I omitted some details but you can find the complete source on my github repository.

To submit the packaged job to YARN run:


spark-submit --class AddonRecommender --master yarn-client --num-executors 4 \
--executor-cores 8 --executor-memory 8g addon-recommender_2.10-1.0.jar



So what?

Question is, how well does it perform? The mean squared error isn’t really telling us much so let’s take some fictional user session and see what the recommender spits out.

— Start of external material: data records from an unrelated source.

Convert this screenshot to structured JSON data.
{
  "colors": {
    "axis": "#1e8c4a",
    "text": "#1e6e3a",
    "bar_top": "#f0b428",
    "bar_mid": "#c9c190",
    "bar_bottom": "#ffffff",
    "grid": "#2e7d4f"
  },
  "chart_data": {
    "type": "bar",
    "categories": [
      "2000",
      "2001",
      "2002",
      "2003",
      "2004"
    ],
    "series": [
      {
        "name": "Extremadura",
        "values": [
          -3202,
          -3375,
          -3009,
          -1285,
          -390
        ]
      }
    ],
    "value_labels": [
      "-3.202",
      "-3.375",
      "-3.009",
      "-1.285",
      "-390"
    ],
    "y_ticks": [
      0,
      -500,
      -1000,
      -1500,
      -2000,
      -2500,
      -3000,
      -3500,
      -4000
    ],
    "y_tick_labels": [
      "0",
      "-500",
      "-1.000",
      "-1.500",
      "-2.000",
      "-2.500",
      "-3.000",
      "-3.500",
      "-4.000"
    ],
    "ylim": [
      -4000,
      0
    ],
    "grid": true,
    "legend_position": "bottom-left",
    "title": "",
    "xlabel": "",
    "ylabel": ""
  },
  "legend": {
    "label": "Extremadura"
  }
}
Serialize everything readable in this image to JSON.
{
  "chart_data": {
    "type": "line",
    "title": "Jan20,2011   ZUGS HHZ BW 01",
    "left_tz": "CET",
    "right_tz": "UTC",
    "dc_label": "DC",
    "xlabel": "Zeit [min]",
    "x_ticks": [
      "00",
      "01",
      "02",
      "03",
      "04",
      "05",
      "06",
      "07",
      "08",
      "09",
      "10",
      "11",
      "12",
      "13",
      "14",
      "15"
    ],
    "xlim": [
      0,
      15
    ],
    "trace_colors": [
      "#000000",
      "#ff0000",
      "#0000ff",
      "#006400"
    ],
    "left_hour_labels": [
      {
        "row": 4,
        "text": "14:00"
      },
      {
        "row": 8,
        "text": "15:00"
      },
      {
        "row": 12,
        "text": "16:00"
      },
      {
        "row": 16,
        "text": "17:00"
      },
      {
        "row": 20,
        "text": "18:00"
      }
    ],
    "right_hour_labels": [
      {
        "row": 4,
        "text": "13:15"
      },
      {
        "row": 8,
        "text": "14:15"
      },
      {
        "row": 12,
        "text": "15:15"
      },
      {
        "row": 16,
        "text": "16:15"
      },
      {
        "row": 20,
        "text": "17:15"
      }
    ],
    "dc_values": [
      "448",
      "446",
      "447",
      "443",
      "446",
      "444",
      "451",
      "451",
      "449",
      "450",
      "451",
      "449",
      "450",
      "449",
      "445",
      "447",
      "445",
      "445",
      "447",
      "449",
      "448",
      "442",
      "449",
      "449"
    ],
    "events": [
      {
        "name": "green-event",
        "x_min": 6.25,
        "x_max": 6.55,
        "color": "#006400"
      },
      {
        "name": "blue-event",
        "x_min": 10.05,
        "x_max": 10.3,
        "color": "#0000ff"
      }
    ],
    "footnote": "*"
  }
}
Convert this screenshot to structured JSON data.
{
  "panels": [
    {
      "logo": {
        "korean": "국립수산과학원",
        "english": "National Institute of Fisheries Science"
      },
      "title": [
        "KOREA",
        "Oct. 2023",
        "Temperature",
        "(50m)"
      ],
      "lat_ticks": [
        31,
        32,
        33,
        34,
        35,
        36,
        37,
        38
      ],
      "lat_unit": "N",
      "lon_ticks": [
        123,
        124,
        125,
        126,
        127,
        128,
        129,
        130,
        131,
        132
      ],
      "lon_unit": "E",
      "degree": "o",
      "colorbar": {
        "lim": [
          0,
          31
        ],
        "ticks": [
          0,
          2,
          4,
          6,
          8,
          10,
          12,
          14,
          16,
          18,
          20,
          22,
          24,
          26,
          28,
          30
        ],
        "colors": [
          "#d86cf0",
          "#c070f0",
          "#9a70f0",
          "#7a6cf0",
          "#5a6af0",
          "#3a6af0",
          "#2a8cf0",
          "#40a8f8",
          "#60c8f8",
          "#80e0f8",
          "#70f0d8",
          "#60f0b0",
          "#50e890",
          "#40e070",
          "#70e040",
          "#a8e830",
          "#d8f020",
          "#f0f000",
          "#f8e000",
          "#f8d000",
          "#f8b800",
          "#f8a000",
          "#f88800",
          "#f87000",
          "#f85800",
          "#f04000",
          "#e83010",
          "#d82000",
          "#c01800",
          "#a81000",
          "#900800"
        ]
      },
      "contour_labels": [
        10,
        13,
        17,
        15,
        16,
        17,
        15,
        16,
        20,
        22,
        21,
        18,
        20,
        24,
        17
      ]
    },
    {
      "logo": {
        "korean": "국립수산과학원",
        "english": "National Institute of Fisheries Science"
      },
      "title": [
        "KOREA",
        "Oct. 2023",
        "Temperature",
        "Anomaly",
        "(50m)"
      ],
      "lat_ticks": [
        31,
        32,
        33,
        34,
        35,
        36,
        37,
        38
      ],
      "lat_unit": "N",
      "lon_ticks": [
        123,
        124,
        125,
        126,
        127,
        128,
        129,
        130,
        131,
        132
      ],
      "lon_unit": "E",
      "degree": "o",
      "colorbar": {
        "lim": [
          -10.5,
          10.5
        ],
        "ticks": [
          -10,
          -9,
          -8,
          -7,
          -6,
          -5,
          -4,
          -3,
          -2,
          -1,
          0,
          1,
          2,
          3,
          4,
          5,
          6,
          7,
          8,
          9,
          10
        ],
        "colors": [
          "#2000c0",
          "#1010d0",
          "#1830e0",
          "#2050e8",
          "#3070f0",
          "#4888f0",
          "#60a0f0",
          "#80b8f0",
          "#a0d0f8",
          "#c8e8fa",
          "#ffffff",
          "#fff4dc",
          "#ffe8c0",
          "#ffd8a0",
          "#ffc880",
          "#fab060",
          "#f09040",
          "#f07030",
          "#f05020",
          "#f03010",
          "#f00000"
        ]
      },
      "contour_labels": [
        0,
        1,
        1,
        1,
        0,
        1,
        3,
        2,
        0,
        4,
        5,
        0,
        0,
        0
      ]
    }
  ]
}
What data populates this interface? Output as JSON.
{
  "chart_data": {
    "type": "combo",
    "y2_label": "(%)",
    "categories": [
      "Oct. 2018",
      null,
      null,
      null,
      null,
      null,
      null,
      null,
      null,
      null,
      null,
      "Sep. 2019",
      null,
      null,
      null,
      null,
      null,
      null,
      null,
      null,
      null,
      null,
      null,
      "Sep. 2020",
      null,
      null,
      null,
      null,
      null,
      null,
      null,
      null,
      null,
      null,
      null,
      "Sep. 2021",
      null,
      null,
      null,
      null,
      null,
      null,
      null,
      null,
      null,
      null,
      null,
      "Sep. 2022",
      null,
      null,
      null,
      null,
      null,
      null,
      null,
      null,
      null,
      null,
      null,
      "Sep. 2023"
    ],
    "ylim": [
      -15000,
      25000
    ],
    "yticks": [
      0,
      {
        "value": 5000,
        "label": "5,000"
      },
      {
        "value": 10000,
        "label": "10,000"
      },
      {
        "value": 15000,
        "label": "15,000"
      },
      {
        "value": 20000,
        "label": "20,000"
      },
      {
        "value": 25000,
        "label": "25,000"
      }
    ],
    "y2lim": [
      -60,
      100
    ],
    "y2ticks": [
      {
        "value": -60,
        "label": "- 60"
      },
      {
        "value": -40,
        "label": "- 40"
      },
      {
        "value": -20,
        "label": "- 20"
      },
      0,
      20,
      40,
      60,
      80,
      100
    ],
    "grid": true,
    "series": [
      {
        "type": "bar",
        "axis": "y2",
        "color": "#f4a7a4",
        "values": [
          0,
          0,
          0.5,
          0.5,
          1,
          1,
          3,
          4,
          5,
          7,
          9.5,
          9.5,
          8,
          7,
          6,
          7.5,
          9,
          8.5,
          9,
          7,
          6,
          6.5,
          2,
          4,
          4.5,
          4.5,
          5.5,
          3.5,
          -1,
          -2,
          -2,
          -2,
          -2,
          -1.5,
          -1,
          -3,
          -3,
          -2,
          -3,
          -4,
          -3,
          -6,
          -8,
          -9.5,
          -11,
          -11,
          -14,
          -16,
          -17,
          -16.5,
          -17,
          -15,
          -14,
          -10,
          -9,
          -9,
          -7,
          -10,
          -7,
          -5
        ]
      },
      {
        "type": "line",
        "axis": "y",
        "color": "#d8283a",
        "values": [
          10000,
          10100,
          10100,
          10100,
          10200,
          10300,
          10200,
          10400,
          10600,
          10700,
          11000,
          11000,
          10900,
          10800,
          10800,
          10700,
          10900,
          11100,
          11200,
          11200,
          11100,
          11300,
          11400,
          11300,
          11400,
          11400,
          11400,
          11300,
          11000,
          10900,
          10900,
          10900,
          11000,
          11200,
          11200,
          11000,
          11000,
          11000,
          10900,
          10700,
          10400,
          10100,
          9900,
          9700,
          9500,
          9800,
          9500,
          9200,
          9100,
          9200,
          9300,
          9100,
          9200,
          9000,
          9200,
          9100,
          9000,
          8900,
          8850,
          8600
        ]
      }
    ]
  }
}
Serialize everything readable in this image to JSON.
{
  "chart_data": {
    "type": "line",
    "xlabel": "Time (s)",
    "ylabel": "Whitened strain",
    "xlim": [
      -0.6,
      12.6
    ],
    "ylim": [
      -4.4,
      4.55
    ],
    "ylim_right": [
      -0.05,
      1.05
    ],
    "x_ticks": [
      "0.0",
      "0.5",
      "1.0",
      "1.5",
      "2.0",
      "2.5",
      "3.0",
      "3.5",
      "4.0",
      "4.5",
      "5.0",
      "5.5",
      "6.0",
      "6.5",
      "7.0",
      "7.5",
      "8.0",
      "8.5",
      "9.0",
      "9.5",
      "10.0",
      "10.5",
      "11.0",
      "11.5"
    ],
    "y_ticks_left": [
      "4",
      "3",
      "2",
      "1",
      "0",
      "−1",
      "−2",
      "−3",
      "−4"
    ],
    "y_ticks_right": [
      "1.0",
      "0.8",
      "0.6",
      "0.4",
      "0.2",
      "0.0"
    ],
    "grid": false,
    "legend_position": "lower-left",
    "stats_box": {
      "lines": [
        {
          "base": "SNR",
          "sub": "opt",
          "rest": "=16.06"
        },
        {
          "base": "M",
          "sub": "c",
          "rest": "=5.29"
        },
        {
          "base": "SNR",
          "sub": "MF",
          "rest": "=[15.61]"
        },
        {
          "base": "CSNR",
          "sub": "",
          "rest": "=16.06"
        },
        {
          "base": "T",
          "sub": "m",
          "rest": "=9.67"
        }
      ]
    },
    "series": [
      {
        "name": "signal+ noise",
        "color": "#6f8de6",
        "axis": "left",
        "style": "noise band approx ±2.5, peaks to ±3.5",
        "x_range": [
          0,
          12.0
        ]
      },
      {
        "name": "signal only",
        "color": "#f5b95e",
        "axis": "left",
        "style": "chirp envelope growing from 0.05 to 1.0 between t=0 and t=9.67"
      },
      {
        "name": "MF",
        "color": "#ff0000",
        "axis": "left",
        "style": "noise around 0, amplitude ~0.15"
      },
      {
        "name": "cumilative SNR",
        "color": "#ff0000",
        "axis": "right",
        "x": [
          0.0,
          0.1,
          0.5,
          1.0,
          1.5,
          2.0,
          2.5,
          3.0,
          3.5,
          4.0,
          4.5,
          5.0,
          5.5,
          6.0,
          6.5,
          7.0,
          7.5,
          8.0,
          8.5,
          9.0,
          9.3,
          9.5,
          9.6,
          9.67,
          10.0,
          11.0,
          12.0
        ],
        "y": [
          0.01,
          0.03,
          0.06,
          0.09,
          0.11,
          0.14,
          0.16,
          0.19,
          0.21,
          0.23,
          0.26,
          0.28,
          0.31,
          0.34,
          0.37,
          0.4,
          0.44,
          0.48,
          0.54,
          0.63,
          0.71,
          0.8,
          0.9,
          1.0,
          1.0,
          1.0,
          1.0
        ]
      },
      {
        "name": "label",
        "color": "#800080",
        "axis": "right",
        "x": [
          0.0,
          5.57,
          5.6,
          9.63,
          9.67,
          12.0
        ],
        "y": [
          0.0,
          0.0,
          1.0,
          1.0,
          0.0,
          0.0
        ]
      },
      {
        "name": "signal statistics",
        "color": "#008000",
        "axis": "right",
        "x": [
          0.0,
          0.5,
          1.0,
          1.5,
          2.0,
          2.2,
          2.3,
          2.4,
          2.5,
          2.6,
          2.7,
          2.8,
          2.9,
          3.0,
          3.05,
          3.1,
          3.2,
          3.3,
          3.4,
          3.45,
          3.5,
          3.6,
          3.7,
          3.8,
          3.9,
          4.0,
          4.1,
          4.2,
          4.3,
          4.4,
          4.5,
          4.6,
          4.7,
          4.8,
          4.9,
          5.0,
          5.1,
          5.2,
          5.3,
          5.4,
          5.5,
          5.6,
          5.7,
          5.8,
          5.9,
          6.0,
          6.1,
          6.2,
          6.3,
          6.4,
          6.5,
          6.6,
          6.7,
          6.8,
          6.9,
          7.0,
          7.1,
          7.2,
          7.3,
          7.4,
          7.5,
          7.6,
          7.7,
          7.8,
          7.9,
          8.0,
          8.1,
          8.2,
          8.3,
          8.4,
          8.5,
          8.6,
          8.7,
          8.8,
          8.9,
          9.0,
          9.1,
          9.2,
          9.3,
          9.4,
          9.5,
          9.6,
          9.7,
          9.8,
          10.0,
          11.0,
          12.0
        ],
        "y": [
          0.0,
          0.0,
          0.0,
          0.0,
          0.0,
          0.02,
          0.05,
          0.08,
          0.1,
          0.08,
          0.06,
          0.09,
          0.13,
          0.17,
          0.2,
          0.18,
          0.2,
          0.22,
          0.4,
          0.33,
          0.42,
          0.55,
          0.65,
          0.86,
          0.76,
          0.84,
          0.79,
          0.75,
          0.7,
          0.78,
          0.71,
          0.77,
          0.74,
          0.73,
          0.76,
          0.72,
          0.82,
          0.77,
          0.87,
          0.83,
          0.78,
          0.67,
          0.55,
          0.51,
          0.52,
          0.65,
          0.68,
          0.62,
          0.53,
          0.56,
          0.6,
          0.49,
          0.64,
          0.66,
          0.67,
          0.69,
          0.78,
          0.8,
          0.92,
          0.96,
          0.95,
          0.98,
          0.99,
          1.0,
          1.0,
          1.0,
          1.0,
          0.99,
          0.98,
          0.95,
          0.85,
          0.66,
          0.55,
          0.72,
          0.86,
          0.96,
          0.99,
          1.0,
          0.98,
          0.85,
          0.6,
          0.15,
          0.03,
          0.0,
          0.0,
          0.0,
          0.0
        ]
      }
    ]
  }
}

For user A that has only the add-on Ghostery installed, the top recommendations are, in order:

• NoScript
• Web of Trust
• Symantec Vulnerability Protection
• Better Privacy
• LastPass
• DuckDuckGo Plus
• HTTPS-Everywhere
• Lightbeam
• Google Translator for Firefox

One could argue that 1 out of 10 recommendations isn’t appropriate for a security aficionado. Now it’s the turn of user B who has only the Firebug add-on installed:

• Web Developer
• FiddlerHook
• Greasemonkey
• ColorZilla
• User Agent Switcher
• McAfee
• RealPlayer Browser Record Plugin
• FirePHP
• Session Manager

There are just a couple of add-ons that don’t look that great but the rest could fit the profile of a developer. Now, considering that the recommender was trained only on a couple of days of data for Nightly, I feel like the result could easily be improved with more data and tuning, like filtering out known Antivirus, malware and bloatware.